Dès lors, cette passion ne m’a jamais quitté. Je me suis ensuite orienté vers des études de biologie et d’écologie dans le but de pouvoir travailler sur mon terrain de jeu habituel, mais avant tout pour étudier et protéger tout ce qui est vivant.

Un maître à penser ?  Etant très attiré par le côté artistique de la photographie, les images de Vincent Munier m’inspirent beaucoup pour la poésie qu’elles dégagent.

J’admire également le travail de Michel d’Oultremont, Jérémie Villet, Marco Ronconi ou encore Martin Dellicour pour n’en citer que quelques-uns.

Une œuvre marquante ?  J’ai eu un véritable coup de foudre pour la photographie animalière à l’âge de 11 ans.

Lors de mes toutes premières sorties nature avec un guide du village sur les plateaux du Mont Lozère, nous étions allés écouter le brame du cerf pendant tout un week-end.
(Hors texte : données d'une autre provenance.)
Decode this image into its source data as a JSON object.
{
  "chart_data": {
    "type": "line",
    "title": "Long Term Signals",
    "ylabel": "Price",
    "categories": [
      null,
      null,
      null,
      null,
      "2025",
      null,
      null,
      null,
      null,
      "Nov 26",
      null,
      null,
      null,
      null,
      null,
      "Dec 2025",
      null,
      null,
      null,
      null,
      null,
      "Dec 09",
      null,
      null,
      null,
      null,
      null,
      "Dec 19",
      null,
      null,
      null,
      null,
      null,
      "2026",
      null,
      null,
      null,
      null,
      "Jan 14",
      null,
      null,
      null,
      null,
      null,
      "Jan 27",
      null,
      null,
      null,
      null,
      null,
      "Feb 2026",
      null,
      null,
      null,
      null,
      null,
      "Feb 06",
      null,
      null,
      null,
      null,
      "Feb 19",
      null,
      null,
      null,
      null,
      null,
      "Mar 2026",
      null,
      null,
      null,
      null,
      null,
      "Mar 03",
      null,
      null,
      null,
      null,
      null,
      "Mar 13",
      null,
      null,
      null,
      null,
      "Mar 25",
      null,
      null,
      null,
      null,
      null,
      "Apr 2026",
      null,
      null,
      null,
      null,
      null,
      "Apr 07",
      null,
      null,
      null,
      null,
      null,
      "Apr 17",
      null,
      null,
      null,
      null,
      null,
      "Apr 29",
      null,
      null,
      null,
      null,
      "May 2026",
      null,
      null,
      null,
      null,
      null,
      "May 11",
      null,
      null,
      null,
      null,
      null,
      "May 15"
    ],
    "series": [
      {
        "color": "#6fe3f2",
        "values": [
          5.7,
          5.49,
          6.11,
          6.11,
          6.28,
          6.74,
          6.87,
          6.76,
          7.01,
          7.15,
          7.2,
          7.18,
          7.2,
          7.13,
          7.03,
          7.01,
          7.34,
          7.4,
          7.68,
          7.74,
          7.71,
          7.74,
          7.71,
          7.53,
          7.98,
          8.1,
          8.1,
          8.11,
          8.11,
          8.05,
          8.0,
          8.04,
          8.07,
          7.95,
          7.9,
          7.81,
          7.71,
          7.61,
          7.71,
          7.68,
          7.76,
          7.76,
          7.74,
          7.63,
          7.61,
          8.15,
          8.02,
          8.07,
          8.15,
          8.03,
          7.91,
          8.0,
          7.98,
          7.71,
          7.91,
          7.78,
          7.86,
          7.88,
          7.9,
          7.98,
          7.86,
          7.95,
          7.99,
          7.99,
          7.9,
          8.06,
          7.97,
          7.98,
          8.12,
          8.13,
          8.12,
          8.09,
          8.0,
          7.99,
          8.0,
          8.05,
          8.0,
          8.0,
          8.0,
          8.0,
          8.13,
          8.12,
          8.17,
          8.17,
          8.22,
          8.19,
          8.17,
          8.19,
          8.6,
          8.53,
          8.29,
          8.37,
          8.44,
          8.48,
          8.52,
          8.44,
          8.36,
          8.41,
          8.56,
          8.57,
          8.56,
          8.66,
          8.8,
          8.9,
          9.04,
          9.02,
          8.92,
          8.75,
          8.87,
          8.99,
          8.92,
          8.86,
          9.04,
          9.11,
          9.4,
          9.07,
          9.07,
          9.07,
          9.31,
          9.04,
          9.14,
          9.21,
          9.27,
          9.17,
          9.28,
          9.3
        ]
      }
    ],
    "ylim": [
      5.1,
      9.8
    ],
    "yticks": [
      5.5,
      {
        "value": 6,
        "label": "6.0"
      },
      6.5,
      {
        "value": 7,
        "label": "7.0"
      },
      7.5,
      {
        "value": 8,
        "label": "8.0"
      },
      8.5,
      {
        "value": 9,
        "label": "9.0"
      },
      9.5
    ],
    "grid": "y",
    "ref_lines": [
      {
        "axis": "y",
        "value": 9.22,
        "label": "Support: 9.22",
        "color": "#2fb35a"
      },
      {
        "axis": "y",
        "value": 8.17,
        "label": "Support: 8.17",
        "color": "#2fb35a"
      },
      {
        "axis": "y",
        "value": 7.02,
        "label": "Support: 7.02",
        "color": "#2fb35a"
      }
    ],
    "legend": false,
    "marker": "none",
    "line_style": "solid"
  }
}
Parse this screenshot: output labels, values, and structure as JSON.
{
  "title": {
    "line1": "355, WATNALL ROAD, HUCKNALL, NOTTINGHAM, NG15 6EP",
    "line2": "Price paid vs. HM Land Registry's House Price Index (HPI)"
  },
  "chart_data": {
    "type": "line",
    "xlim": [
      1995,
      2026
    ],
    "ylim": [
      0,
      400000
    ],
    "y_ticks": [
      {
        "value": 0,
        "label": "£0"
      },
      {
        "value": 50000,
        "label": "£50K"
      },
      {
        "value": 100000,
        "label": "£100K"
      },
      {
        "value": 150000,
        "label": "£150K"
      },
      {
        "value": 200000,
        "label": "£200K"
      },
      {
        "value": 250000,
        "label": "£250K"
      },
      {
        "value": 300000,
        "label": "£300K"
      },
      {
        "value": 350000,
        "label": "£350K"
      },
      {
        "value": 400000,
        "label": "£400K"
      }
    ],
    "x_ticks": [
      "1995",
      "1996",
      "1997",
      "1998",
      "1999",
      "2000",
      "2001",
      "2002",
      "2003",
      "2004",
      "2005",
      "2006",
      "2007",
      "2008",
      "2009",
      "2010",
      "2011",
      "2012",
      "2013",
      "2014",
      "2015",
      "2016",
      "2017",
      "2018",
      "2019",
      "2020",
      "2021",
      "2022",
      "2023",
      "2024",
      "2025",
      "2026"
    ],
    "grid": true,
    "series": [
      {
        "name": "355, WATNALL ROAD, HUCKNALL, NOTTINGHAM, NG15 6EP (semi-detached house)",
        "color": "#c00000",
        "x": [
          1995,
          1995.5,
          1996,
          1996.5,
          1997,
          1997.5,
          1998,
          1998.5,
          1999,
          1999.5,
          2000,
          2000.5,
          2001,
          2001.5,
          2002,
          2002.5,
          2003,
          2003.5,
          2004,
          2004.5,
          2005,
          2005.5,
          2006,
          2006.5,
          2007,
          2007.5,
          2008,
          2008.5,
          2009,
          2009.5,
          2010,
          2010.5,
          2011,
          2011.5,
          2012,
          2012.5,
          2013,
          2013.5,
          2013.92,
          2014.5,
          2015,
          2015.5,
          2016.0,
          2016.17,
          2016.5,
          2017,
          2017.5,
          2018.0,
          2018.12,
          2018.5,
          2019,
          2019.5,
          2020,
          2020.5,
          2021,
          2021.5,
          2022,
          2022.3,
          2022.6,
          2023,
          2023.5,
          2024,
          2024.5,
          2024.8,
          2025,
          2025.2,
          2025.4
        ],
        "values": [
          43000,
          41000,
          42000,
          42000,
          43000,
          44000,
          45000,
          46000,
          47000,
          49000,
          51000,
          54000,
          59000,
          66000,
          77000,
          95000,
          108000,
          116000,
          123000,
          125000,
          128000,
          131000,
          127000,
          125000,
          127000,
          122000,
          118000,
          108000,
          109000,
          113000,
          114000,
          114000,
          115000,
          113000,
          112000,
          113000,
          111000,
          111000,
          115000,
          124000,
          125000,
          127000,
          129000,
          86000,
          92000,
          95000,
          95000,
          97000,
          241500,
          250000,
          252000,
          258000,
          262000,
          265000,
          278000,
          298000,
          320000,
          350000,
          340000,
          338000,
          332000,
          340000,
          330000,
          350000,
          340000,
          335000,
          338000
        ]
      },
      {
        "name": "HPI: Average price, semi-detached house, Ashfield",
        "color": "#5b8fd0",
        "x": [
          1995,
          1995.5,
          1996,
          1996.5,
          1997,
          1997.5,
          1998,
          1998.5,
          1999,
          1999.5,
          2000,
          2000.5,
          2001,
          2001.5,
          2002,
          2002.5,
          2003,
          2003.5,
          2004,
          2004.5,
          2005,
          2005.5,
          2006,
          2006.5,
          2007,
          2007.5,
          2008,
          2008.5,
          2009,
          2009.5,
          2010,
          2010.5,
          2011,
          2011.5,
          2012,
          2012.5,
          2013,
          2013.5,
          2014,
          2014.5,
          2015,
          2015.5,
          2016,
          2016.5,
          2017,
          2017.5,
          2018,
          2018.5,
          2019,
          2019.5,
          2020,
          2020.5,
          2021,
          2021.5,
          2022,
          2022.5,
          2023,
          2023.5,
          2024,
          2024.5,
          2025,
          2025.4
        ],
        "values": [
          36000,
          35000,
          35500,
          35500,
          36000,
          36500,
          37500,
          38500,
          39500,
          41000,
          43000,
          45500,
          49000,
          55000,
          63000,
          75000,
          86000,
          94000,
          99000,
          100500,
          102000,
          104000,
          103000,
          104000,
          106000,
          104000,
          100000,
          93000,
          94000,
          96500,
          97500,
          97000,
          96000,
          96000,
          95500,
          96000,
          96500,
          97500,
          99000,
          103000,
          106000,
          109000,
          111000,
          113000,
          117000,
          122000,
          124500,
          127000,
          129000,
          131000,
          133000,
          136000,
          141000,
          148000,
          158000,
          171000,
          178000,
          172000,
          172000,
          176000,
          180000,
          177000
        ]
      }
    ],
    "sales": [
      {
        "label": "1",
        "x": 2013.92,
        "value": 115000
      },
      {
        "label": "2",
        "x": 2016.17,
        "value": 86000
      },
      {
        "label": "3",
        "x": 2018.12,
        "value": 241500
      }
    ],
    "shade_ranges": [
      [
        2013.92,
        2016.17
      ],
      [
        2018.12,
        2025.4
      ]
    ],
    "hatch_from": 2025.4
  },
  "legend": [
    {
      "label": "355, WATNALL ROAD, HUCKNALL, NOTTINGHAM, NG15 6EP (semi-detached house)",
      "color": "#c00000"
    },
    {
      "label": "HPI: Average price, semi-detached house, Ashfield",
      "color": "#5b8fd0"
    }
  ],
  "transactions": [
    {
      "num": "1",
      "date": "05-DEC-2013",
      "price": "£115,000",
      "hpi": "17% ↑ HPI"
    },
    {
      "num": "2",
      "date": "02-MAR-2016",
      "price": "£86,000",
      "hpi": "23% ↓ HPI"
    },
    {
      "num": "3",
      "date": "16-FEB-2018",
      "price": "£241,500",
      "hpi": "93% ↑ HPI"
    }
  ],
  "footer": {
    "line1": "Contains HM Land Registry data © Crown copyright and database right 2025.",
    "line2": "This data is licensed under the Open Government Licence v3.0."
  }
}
Le soir, dans la cabane où nous allions passer la nuit, qui était en fait le four (en pierre granitique) d’un hameau traditionnel, un photographe animalier vient nous rendre visite et nous montre ses photos de la journée.

J’ai voulu vivre ces moments aussi intenses en l’entendant nous raconter et nous montrer ce qu’il avait vu, cette proximité avec le monde sauvage.

Une belle rencontre / émotion avec la faune ? Alors que je guettais l’arrivée des bouquetins au milieu d’une tempête hivernale, une meute de 9 loups vient percer le rideau blanc du brouillard.

Ils passent à quelques centaines de mètres en-dessous de moi jusqu’à disparaître de la même façon qu’ils sont arrivés.  Pendant quelques minutes l’émotion est à son comble. Ils courent, se traquent et jouent entre eux, s’arrêtent pour vérifier que la voie est libre, s’enfoncent dans la neige profonde.

Merci les loups !

Si j'étais un animal sauvage ? Sans nul doute un loup, pour le coté sauvage et libre qu’il incarne, peuplant des grands territoires et pour son mode de vie, solitaire et social à la fois.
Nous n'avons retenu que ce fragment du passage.